Gorenstein algebras and toric bundles

TL;DR

This paper characterizes Gorenstein algebras using differential operators and polynomial annihilators, extending Macaulay's inverse systems, with applications to cohomology rings of toric bundles and horospherical spaces.

Contribution

It provides a new description of Gorenstein duality algebras as quotients of differential operator rings, generalizing previous graded algebra results.

Findings

Explicit description of Gorenstein algebras via differential operators.

Calculation method for Macaulay's inverse systems for non-Artinian algebras.

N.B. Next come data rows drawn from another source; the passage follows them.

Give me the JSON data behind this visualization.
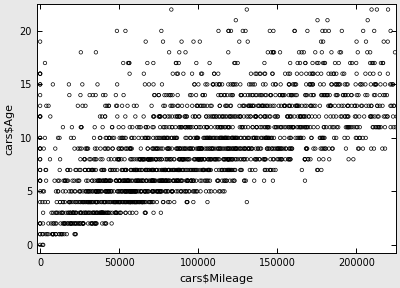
{
  "title": "",
  "xlabel": "cars$Mileage",
  "ylabel": "cars$Age",
  "xlim": [
    -2000,
    225000
  ],
  "ylim": [
    -0.8,
    22.5
  ],
  "xticks": [
    0,
    50000,
    100000,
    150000,
    200000
  ],
  "yticks": [
    0,
    5,
    10,
    15,
    20
  ],
  "xtick_labels": [
    "0",
    "50000",
    "100000",
    "150000",
    "200000"
  ],
  "ytick_labels": [
    "0",
    "5",
    "10",
    "15",
    "20"
  ],
  "marker": "o",
  "marker_size": 2.5,
  "marker_color": "none",
  "marker_edge_color": "black",
  "marker_edge_width": 0.5,
  "background_color": "#e8e8e8",
  "plot_bg_color": "white",
  "seed": 42,
  "age_counts": {
    "0": 3,
    "1": 25,
    "2": 55,
    "3": 90,
    "4": 130,
    "5": 160,
    "6": 175,
    "7": 185,
    "8": 190,
    "9": 185,
    "10": 175,
    "11": 160,
    "12": 150,
    "13": 140,
    "14": 130,
    "15": 110,
    "16": 75,
    "17": 55,
    "18": 40,
    "19": 30,
    "20": 45,
    "21": 18,
    "22": 8
  }
}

Application to cohomology rings of toric bundles and horospherical spaces.

Abstract

We study commutative algebras with Gorenstein duality, i.e. algebras $A$ equipped with a non-degenerate bilinear pairing such that $\langle ac,b\rangle=\langle a,bc\rangle$ for any $a,b,c\in A$. If an algebra $A$ is Artinian, such pairing exists if and only if $A$ is Gorenstein. We give a description of algebras with Gorenstein duality as a quotients of the ring of differential operators by the annihilator of an explicit polynomial (or more generally formal polynomial series). This provides a calculation of Macaulay's inverse systems for (not necessarily Artinian) algebras with Gorenstein duality. Our description generalizes previously know description of graded algebras with Gorenstein duality generated in degree 1. Our main motivation comes from the study of even degree cohomology rings. In particular, we apply our main result to compute the ring of cohomology classes of even degree of toric bundles and the ring of conditions of horospherical homogeneous spaces.